For most readers, it will be choice number one, positive skew, controlling for mean and standard deviation.
Because even though the idea of losing money frequently might seem unfavorable, the slightest chance of winning a bigger amount is more tempting.
Similarly, a high probability of obtaining small and stable returns might seem safe and secure yet the slightest fear of losing a big profit is an unacceptable risk.
There is abundant evidence from the literature to support this view. The rationale behind this preference is also explained by the ‘longshot bias’ or ‘lottery-effect’ and “black swans”.
Black swans refer to bad events deemed impossible due to their low probability of occurrence, such as shutting down a well-established MNC.
While longshot bias refers to good events that are deemed possible although having a low probability of occurrence, such as a prize bond lottery.
Black swans being negatively skewed are often ignored and longshots being positively skewed are often overweighed.

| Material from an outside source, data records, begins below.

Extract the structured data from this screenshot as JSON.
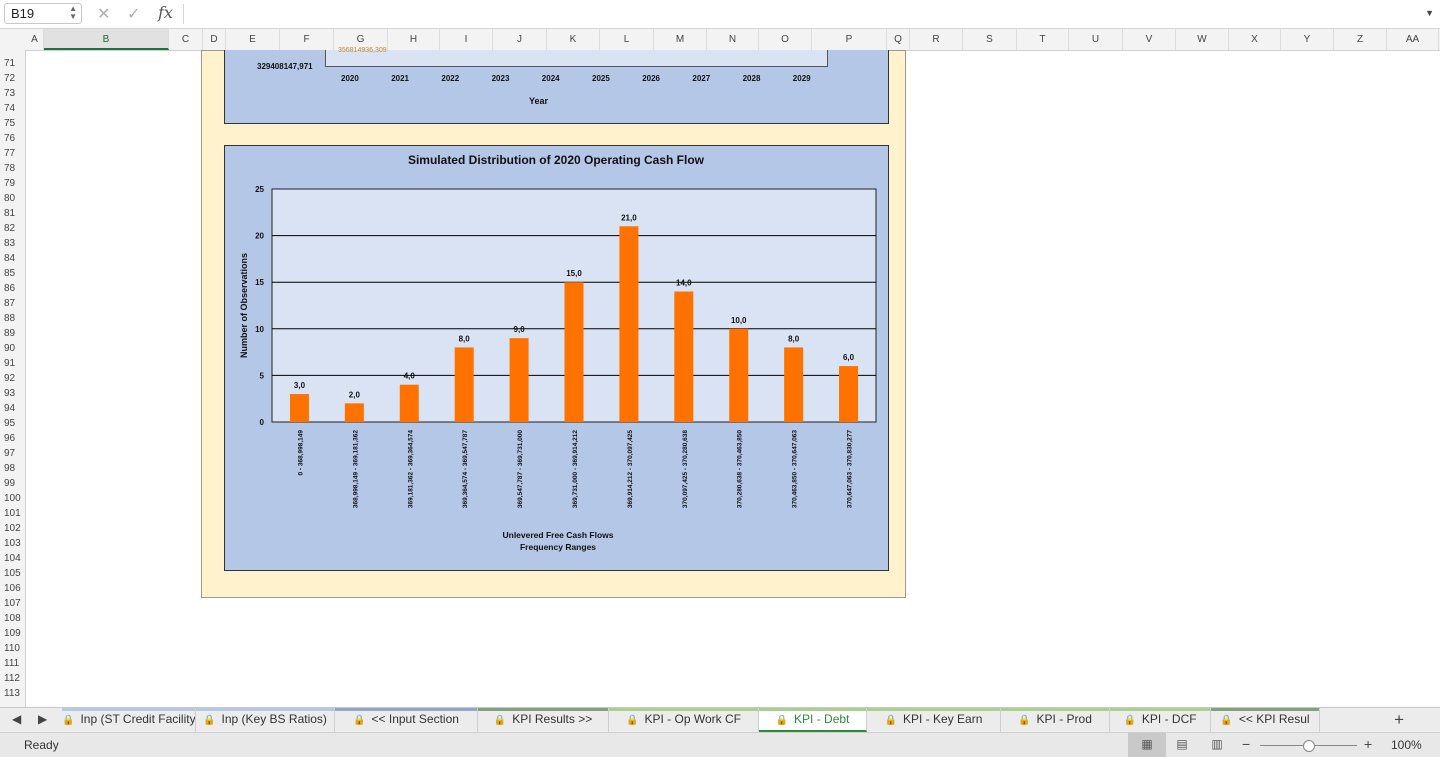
{
  "formula_bar": {
    "name_box": "B19",
    "fx_label": "fx",
    "formula": ""
  },
  "columns": [
    "A",
    "B",
    "C",
    "D",
    "E",
    "F",
    "G",
    "H",
    "I",
    "J",
    "K",
    "L",
    "M",
    "N",
    "O",
    "P",
    "Q",
    "R",
    "S",
    "T",
    "U",
    "V",
    "W",
    "X",
    "Y",
    "Z",
    "AA"
  ],
  "selected_column": "B",
  "rows": [
    "71",
    "72",
    "73",
    "74",
    "75",
    "76",
    "77",
    "78",
    "79",
    "80",
    "81",
    "82",
    "83",
    "84",
    "85",
    "86",
    "87",
    "88",
    "89",
    "90",
    "91",
    "92",
    "93",
    "94",
    "95",
    "96",
    "97",
    "98",
    "99",
    "100",
    "101",
    "102",
    "103",
    "104",
    "105",
    "106",
    "107",
    "108",
    "109",
    "110",
    "111",
    "112",
    "113"
  ],
  "top_chart": {
    "label_value": "329408147,971",
    "faint_label": "356814936,309",
    "years": [
      "2020",
      "2021",
      "2022",
      "2023",
      "2024",
      "2025",
      "2026",
      "2027",
      "2028",
      "2029"
    ],
    "x_axis_title": "Year"
  },
  "chart_data": {
    "type": "bar",
    "title": "Simulated Distribution of 2020 Operating Cash Flow",
    "ylabel": "Number of Observations",
    "xlabel_line1": "Unlevered Free Cash Flows",
    "xlabel_line2": "Frequency Ranges",
    "ylim": [
      0,
      25
    ],
    "yticks": [
      0,
      5,
      10,
      15,
      20,
      25
    ],
    "grid": true,
    "bar_color": "#ff7200",
    "categories": [
      "0 - 368,998,149",
      "368,998,149 - 369,181,362",
      "369,181,362 - 369,364,574",
      "369,364,574 - 369,547,787",
      "369,547,787 - 369,731,000",
      "369,731,000 - 369,914,212",
      "369,914,212 - 370,097,425",
      "370,097,425 - 370,280,638",
      "370,280,638 - 370,463,850",
      "370,463,850 - 370,647,063",
      "370,647,063 - 370,830,277"
    ],
    "values": [
      3,
      2,
      4,
      8,
      9,
      15,
      21,
      14,
      10,
      8,
      6
    ],
    "data_labels": [
      "3,0",
      "2,0",
      "4,0",
      "8,0",
      "9,0",
      "15,0",
      "21,0",
      "14,0",
      "10,0",
      "8,0",
      "6,0"
    ]
  },
  "tabs": [
    {
      "label": "Inp (ST Credit Facility)",
      "color": "#b4c7e7"
    },
    {
      "label": "Inp (Key BS Ratios)",
      "color": "#b4c7e7"
    },
    {
      "label": "<< Input Section",
      "color": "#8ea9c9"
    },
    {
      "label": "KPI Results >>",
      "color": "#84a07a"
    },
    {
      "label": "KPI - Op Work CF",
      "color": "#a9d08e"
    },
    {
      "label": "KPI - Debt",
      "color": "#a9d08e"
    },
    {
      "label": "KPI - Key Earn",
      "color": "#a9d08e"
    },
    {
      "label": "KPI - Prod",
      "color": "#a9d08e"
    },
    {
      "label": "KPI - DCF",
      "color": "#a9d08e"
    },
    {
      "label": "<< KPI Resul",
      "color": "#84a07a"
    }
  ],
  "active_tab": "KPI - Debt",
  "status": {
    "ready": "Ready",
    "zoom": "100%"
  }
}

In statistics, the central tendency is important to analyze the data behavior. The structured data is plotted to understand the behavior and decide on its basis.
Although, data is related to the past and there are certain assumptions. However, it can still help understand the pattern and behavior of different variables.
When structured data is plotted against mean, mode, and median, it can be symmetric, and when these measures are not equal, it’s said to be asymmetric.
In finance, we plot market data to axes for understanding the behavior.
From the ROI perspective, if the data distribution is positively skewed, there is a higher concentration of positive value, a higher probability of losing small values, and a rare chance of gaining significant value.
On the contrary, if the data distribution is negatively skewed, there is a higher concentration of negative values in the population.
In finance, the negative Skewness means a higher probability of winning small amounts with a low probability of losing significant value.
So, it helps investors in what they want to opt for.
A study on Japanese investors confirmed a greater investor inclination towards positively skewed returns.
However, preference for positive skewness is a widely observed phenomenon, not a hard-and-fast rule.
It is also considered an ‘irrational’ approach at certain points in literature. The answer to ‘which skewness is better’ is not absolute; rather, it is conditional upon the type of investor and his/her experience with the stock market.
Frequently asked questions
What types of measures should be used for analyzing the stock?
The following measures can be used for analyzing the stock.
- Price/Earnings ratio
- Return on equity
- Debt to equity
- Interest coverage ratio
- Price to book value
This is not an exhaustive list; there may be multiple other measures to analyze the security.
Why should investors look at the liquidity position of the company?
Investors should look at liquidity position if they are more concerned about dividend receipt.
What are two types of analyses to analyze the stock?
Two well-known types of stock analysis include fundamental analysis and technical analysis.